I remember in the mid 80's learning about the Civil Rights Movement in the US. It was certainly a brief side note in a high school history class. I remember being shocked and to this day the overarching feeling I had was just that it had been less than 30 years since the events of the movement in the 60's. There was also a sense of discomfort to know that I had been clueless to these facts up until this time. Since being in South Africa I have been revisited countless times by this feeling. Although apartheid was happening long before it was legalized it had been legal for about 50 years and only legally ended in the 90's. That was about 30 years ago. When we parted ways with our guide in Joburg I had this gnawing question on my mind: did he feel hopeful for South Africa. Because I will be honest, I did not. But I want to. I want to believe that as we have seen in the US, it takes time, likely generations, to overturn the wrongs of the past. Even after 60 years we still have so much work to do in this country to ensure that not only all people are treated with dignity and respect but to overturn the effects of hundreds of years of mistreatment, abuses, and rights being denied because of the color of someones skin.

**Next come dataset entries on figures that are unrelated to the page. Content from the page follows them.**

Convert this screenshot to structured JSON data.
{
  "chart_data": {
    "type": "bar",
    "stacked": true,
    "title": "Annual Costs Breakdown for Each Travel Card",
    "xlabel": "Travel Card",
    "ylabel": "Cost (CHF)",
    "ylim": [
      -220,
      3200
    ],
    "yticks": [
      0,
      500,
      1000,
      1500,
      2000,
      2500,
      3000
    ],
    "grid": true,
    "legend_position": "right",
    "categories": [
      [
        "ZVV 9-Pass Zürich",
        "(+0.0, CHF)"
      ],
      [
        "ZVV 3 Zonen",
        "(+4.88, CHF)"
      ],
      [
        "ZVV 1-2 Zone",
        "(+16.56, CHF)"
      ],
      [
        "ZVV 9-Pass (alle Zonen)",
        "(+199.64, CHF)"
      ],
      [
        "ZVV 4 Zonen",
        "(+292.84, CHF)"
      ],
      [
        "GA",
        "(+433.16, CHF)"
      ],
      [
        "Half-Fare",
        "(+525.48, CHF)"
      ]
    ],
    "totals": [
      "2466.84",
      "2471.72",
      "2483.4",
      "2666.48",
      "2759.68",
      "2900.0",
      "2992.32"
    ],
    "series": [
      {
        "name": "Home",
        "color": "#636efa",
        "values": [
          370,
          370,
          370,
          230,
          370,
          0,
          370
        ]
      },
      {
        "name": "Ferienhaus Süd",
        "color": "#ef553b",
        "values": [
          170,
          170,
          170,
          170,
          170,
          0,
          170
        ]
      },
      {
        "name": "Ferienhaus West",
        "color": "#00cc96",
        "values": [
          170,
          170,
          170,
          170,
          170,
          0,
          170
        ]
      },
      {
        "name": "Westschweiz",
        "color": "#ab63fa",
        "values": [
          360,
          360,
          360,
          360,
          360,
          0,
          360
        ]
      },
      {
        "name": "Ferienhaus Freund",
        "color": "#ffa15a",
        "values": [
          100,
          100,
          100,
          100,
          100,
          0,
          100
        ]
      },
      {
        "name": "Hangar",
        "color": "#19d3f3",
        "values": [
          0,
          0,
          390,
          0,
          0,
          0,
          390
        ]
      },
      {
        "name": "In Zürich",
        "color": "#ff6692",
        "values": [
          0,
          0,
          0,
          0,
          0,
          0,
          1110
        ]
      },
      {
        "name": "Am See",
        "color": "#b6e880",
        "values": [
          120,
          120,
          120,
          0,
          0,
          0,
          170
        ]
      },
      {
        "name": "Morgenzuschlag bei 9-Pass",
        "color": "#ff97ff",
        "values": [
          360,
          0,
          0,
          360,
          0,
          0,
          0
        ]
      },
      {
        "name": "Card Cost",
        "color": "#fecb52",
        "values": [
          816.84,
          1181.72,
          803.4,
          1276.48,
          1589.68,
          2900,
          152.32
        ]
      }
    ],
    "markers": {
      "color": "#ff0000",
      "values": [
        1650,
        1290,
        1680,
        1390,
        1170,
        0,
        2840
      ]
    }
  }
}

But even worse than that feeling is this reality: many Black Americans were taken from their homes on the African continent and enslaved here on our soil always being a minority. Black South Africans were not taken from their homes. Their home was invaded while they remained the majority of the population. It was brutally invaded and conquered by a smaller group of colonizers with more power (in the form of weapons). It's resources were taken from the land and the people. Black South Africans are not just fighting for their freedom they are fighting to take their home and their resources back. Both scenarios are deplorable but for some reason this reality feels like a different line drawn in the sand of oppression.
It was clear to me that South Africans working towards a more just and free South Africa look to the United States for guidance and support with their efforts. Furthermore, I believe after being a tourist there that one way we can impact the country is to visit. The travel industry is clearly one way to support the growth of the countries economy and although there is questions about who that might benefit I can safely say that the tourism industry directly effects Black South Africans as they are the ones performing all of the labor.
If you have considered a trip to South Africa please go. Tip well. Eat all the things. And spend as much time as you can seeing animals after you do the proper task of educating yourself about apartheid and its long and far reaching effects.